Red Lion Area Senior High School teacher Cari Ayala is convinced her daughter is getting a quality education in the York City School District.
"(She) is well-rounded," said Ayala of York City. "She feels safe. She gets a solid education. She will walk out of school with a scholarship."
Ayala, whose daughter is a William Penn Senior High School freshman, was among a dozen attendees who gave comments during the York City schools advisory committee's nearly three-hour meeting Wednesday at Davis K-8 School.
The 20-person committee, led by the district's chief recovery officer, David Meckley, is considering two options to improve the district's academics, safety and fiscal well-being.
The options are converting the district to all charter schools or selecting an internal transformation method proposed by a team of teachers and administrators.
The transformation method would include creating magnet schools that would have focus subjects for each building and would allow students to attend schools around the district, not just in their neighborhoods.
Public comments: Like Ayala, most of those who gave comments supported improving the district without the 100 percent charter option, including Janet O'Rourke, a teacher at Davis. She questioned how district students would benefit from such an option.
"Would indoor pools return?" O'Rourke asked. "Will it bring back sports programs, music and art, social studies? Would it improve technology, get us laptops that work? Is there enough financial backing?"
At the end of the day, people want quality education like students are getting in other districts around York County, she said.
Before hearing public comments, committee members heard results of a survey of 254 district parents who enrolled their children in local charter schools. The survey was done by David Polk, president of Polk-Lepson Research Group in York.
Polk said that in terms of attitudes and behaviors, 72.5 percent of the parents said they've seen positive changes in their children. When asked about academic performance, 81 percent of the parents said their children made improvements while attending charter schools.
Sixty-five percent of the parents said they were not likely to send their children back to city schools.
However, several committee members noted the district did better than several of the charters on standardized tests.
Perception: Polk said the survey measures charter school decisions parents are making based on how they perceive the city district.
Committee members also heard from Gordon Mann, senior managing consultant of
Public Financial Management Inc., based in Philadelphia.
Mann presented academic information about academies and charter schools in Philadelphia, Pittsburgh and Florida.
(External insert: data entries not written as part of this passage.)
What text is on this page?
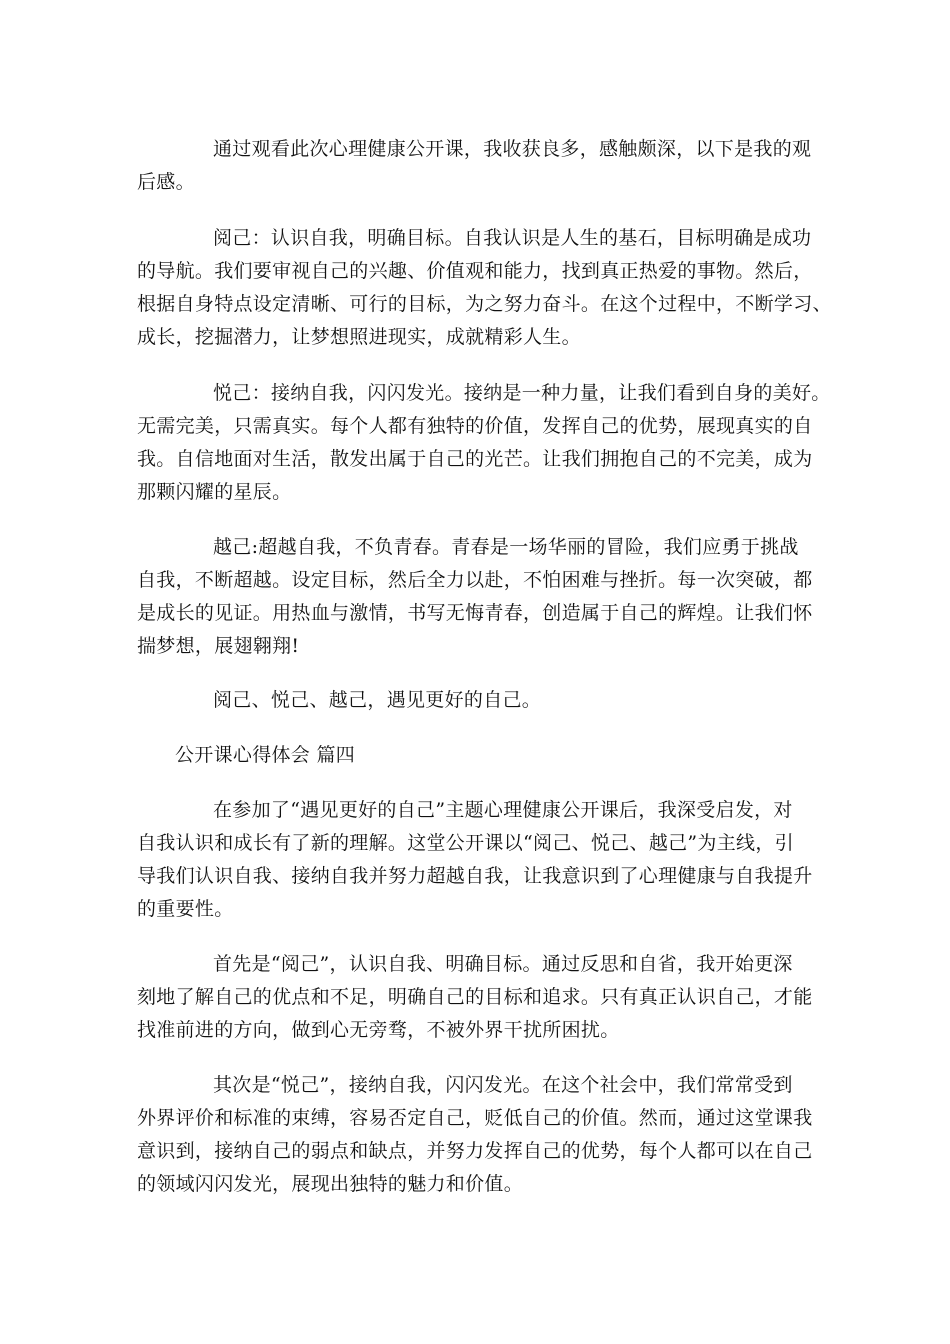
通过观看此次心理健康公开课，我收获良多，感触颇深，以下是我的观
后感。
阅己：认识自我，明确目标。自我认识是人生的基石，目标明确是成功
的导航。我们要审视自己的兴趣、价值观和能力，找到真正热爱的事物。然后，
根据自身特点设定清晰、可行的目标，为之努力奋斗。在这个过程中，不断学习、
成长，挖掘潜力，让梦想照进现实，成就精彩人生。
悦己：接纳自我，闪闪发光。接纳是一种力量，让我们看到自身的美好。
无需完美，只需真实。每个人都有独特的价值，发挥自己的优势，展现真实的自
我。自信地面对生活，散发出属于自己的光芒。让我们拥抱自己的不完美，成为
那颗闪耀的星辰。
越己:超越自我，不负青春。青春是一场华丽的冒险，我们应勇于挑战
自我，不断超越。设定目标，然后全力以赴，不怕困难与挫折。每一次突破，都
是成长的见证。用热血与激情，书写无悔青春，创造属于自己的辉煌。让我们怀
揣梦想，展翅翱翔!
阅己、悦己、越己，遇见更好的自己。
公开课心得体会 篇四
在参加了“遇见更好的自己”主题心理健康公开课后，我深受启发，对
自我认识和成长有了新的理解。这堂公开课以“阅己、悦己、越己”为主线，引
导我们认识自我、接纳自我并努力超越自我，让我意识到了心理健康与自我提升
的重要性。
首先是“阅己”，认识自我、明确目标。通过反思和自省，我开始更深
刻地了解自己的优点和不足，明确自己的目标和追求。只有真正认识自己，才能
找准前进的方向，做到心无旁骛，不被外界干扰所困扰。
其次是“悦己”，接纳自我，闪闪发光。在这个社会中，我们常常受到
外界评价和标准的束缚，容易否定自己，贬低自己的价值。然而，通过这堂课我
意识到，接纳自己的弱点和缺点，并努力发挥自己的优势，每个人都可以在自己
的领域闪闪发光，展现出独特的魅力和价值。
He also discussed the Renaissance Model of charter schools, which takes poor performing schools and gets a committee to choose a charter company to overhaul it.
PFM will present a financial report for the two options at the next advisory committee meeting, Meckley said.
After the presentations, the advisory committee agreed to request a four-week extension from the state Department of Education to get extra time for gathering information and preparing a recommendation that the district school board would vote on.
The goal is to have the recommendation ready for the city school board's May 15 meeting, Meckley said.